Before the procedure
- A gynecological work-up is performed to confirm that fibroid tumors are the actual cause of her symptoms.
- Imaging of the uterus by magnetic resonance imaging (MRI) or ultrasonography is performed to fully assess the size, number, and location of the fibroids.
- If bleeding is a major symptom, a biopsy of the endometrium—the inner lining of the uterus—may be done to rule out cancer.
- Eat a normal meal the evening before your procedure. DO NOT eat, drink or chew anything after 12 midnight.
- Aspirin, Advil, Motrin or Ibuprofen should not be taken five days before the procedure as these medications can thin you blood.
- The morning of the procedure, you may take other medications that you usually take with a small sip of water.
- If you take Coumadin, Plavix, Lovenox, Glucophage or Heparin, please talk to your doctor about when to stop taking these medications
During the procedure
- An IV (intravenous line) inserted in your arm administers sedatives, medications, and fluids during the procedure.
- Your groin area is cleansed with an antiseptic solution, and the catheter insertion site(s) is shaved.
- The insertion point is numbed with a local anesthetic. You will also be sedated, which will keep you awake but sleepy during the procedure.
- Your doctor will make a tiny cut in the skin in your groin area.
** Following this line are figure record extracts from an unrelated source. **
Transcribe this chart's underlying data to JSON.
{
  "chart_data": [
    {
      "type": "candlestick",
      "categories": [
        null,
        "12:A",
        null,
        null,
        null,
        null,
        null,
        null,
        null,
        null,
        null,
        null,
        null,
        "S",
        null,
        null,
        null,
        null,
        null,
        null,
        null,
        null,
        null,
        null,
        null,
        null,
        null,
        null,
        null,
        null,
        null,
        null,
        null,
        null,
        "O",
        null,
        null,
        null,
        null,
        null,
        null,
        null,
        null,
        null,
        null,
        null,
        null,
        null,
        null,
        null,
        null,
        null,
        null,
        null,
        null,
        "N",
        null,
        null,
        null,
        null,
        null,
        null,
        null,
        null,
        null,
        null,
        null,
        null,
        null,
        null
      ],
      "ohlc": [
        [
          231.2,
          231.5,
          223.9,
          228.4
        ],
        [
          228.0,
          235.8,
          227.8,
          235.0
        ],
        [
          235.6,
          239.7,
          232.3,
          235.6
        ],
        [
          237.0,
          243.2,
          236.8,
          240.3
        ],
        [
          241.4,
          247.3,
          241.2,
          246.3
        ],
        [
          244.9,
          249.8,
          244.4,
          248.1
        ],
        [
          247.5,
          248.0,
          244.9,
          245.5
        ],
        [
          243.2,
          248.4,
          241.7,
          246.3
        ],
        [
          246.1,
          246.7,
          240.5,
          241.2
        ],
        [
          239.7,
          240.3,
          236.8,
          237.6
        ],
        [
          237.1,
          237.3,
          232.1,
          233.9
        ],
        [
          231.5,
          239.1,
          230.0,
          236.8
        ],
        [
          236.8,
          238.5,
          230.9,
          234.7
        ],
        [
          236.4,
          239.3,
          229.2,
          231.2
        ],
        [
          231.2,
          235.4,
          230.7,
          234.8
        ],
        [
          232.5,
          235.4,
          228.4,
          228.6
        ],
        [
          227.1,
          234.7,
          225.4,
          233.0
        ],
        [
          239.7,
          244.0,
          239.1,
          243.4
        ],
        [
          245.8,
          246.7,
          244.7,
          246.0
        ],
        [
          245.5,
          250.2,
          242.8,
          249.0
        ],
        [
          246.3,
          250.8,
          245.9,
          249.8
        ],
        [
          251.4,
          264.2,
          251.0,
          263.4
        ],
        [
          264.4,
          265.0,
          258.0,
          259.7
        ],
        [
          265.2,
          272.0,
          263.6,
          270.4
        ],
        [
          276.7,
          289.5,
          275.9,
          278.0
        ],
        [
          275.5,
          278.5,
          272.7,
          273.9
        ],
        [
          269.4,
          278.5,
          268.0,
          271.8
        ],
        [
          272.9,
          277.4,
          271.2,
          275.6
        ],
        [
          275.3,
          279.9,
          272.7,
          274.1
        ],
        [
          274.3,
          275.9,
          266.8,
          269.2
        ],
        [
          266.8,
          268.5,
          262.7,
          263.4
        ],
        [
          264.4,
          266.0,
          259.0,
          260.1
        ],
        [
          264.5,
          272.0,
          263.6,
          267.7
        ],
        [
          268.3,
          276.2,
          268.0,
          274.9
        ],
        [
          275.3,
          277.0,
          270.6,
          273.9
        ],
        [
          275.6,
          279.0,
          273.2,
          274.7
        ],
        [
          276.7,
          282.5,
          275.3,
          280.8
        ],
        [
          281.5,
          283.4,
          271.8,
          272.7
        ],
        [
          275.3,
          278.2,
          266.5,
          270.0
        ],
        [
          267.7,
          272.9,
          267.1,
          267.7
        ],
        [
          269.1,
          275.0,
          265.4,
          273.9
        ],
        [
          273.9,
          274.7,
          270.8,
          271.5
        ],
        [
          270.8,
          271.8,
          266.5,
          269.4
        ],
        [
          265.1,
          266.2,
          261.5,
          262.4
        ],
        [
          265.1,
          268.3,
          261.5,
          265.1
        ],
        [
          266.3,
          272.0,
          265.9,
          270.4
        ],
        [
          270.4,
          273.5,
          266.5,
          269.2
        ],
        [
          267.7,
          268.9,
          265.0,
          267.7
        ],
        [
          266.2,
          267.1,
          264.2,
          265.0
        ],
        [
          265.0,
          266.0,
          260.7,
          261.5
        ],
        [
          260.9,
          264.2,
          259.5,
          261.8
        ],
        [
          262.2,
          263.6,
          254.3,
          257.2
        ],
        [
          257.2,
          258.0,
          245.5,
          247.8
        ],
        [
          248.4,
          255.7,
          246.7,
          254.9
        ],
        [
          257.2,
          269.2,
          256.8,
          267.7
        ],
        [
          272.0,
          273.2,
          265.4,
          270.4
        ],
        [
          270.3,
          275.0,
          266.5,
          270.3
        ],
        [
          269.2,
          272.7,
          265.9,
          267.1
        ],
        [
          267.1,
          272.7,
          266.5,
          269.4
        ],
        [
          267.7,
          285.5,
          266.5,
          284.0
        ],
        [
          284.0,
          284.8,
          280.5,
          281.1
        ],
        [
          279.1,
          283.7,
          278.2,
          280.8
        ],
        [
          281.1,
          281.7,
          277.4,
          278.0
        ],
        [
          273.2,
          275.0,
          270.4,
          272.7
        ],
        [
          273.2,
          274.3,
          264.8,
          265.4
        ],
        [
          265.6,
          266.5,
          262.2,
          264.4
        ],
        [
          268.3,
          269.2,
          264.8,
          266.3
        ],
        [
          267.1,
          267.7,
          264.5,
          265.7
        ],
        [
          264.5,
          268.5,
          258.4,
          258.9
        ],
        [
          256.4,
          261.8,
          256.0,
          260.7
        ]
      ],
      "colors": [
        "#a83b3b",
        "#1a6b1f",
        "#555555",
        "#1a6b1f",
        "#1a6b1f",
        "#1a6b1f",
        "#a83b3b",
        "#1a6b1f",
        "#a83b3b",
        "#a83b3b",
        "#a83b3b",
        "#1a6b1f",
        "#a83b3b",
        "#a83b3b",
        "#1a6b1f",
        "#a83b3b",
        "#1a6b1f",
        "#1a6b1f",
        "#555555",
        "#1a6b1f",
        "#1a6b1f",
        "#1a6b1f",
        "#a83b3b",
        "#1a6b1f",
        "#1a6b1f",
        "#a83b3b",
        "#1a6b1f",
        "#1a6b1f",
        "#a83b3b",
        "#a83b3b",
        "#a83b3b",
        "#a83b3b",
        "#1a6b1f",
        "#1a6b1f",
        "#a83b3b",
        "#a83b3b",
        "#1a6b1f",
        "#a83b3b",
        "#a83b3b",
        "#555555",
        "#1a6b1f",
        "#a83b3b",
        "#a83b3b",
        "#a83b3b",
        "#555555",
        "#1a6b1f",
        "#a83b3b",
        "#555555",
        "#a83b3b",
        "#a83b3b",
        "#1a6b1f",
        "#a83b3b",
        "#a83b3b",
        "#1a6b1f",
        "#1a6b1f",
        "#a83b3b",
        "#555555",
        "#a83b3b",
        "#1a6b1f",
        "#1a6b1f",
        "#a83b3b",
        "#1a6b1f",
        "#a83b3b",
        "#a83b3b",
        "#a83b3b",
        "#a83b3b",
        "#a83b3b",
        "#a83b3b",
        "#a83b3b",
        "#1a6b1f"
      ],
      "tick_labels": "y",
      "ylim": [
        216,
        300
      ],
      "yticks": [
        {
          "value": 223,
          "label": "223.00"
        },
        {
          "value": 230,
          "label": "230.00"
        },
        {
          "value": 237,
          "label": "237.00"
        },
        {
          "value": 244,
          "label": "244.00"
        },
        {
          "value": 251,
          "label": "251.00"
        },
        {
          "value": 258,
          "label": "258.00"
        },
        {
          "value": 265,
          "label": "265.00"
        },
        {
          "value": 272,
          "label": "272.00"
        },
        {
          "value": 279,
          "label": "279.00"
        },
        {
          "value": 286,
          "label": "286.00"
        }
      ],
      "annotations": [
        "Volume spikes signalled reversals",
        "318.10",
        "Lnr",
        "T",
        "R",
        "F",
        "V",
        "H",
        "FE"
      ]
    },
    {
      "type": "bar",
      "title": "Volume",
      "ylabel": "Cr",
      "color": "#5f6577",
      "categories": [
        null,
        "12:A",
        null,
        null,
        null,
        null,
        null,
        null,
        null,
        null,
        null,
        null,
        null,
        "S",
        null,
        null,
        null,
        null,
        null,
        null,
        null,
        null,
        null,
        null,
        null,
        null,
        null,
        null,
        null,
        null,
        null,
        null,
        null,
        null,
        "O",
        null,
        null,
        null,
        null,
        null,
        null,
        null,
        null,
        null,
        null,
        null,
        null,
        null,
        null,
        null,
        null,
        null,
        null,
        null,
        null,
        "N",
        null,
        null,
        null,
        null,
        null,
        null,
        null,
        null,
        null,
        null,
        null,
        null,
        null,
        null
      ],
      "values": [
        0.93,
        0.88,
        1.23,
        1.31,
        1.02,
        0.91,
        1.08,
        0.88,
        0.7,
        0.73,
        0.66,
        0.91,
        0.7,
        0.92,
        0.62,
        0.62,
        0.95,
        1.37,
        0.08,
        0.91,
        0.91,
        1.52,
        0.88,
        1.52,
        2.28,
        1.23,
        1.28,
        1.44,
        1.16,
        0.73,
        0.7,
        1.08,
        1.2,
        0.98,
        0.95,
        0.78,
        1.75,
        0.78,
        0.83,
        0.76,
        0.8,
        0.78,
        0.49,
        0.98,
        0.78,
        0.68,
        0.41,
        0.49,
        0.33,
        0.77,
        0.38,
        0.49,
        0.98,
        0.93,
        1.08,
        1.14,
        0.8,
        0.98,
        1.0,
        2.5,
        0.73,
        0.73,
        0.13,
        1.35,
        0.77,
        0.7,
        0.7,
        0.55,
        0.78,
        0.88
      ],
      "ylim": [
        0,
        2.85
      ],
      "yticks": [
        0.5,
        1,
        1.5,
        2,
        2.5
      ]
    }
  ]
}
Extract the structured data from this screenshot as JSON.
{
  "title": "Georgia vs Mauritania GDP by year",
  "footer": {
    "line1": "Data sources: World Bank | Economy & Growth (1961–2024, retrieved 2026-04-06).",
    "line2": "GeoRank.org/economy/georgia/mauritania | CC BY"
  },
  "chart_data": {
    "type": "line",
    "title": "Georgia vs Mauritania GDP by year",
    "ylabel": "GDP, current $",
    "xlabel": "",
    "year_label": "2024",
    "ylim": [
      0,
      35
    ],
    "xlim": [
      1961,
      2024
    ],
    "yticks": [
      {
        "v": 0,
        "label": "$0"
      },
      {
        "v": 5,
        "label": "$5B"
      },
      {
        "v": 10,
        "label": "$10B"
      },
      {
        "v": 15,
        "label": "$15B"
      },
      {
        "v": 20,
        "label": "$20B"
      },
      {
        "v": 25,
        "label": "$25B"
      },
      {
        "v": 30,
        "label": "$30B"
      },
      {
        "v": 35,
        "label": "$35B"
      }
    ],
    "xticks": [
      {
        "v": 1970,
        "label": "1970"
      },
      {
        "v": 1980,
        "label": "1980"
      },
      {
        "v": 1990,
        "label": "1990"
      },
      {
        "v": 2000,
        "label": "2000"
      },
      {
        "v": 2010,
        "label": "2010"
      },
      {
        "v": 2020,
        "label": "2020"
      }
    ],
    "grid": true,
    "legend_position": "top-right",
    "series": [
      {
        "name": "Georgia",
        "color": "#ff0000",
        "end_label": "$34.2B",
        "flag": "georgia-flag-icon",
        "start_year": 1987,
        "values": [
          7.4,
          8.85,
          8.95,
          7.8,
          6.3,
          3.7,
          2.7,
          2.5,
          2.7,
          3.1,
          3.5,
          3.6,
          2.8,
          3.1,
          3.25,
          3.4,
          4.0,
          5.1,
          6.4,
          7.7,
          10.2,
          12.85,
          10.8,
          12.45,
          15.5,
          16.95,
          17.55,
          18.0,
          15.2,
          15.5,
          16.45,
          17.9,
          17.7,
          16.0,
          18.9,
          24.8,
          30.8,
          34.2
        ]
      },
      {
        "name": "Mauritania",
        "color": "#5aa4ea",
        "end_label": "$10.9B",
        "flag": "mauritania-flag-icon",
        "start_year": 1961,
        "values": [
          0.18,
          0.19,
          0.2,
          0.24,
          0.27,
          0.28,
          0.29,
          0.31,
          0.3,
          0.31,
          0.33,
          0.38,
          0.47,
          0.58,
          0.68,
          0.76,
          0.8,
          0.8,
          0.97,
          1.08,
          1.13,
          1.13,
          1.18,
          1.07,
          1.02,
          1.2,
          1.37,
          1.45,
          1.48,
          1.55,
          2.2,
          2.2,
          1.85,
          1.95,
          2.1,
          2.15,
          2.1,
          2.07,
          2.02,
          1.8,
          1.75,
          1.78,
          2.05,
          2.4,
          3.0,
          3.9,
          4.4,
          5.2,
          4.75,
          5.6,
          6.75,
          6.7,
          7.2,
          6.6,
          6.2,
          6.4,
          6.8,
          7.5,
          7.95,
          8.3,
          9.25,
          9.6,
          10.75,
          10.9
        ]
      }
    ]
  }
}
- A contrast dye is injected into the artery supplying blood to the uterus to make the fibroids visible and a series of X-ray images are taken.
- Your doctor will pass a tiny tube called a catheter through an artery to your uterus.
- When the catheter is in place, the doctor will inject tiny particles into the catheter. These particles, made of plastic or gelatin sponge, are about the size of grains of sand.
- The particles move through the catheter into the arteries that send blood to the fibroid and stop the blood flow to the fibroid. Over time, the fibroid will shrink in size.
- After the left and right uterine arteries are blocked, another arteriogram is performed.
- The catheter is removed and pressure is held over this area for approximately 15 minutes.
- The procedure takes approximately two hours
After the procedure
- After the procedure, you must be on bed rest for six hours lying flat with the leg in which the catheter was placed straight. Pain usually occurs immediately following the procedure and over the next six hours.
- Patients usually stay overnight in the hospital, so that the arterial access site and your pain are monitored.
- Once you return home, you must adhere to the following instructions to ensure a smooth recovery:
- Drink eight glasses of liquid such as water, juice or soda once you return home. You may begin your usual diet when you leave the hospital.
- Avoid strenuous activity such as housework and heavy yard work for 48 hours. Most patients can return to their normal activities in a week.
- Do not drive a car for 24 hours.
- Do not take a hot bath for five days. You may shower.
- Notify your doctor is if any of the following reactions occur:
- Bleeding at the entry site.
- Any unusual pain in the entry site or the leg in which the catheter was placed.
- Any change in color or temperature of the leg. A small bruise may develop and is normal.
About 85% of women have a lot of or total relief of pain and other symptoms caused by fibroids. Because the effects of uterine fibroid embolization (UFE) on fertility are not yet known, the ideal candidate is a premenopausal woman with symptoms from fibroid tumors who no longer wishes to become pregnant, but wants to avoid having a hysterectomy (surgical removal of the uterus).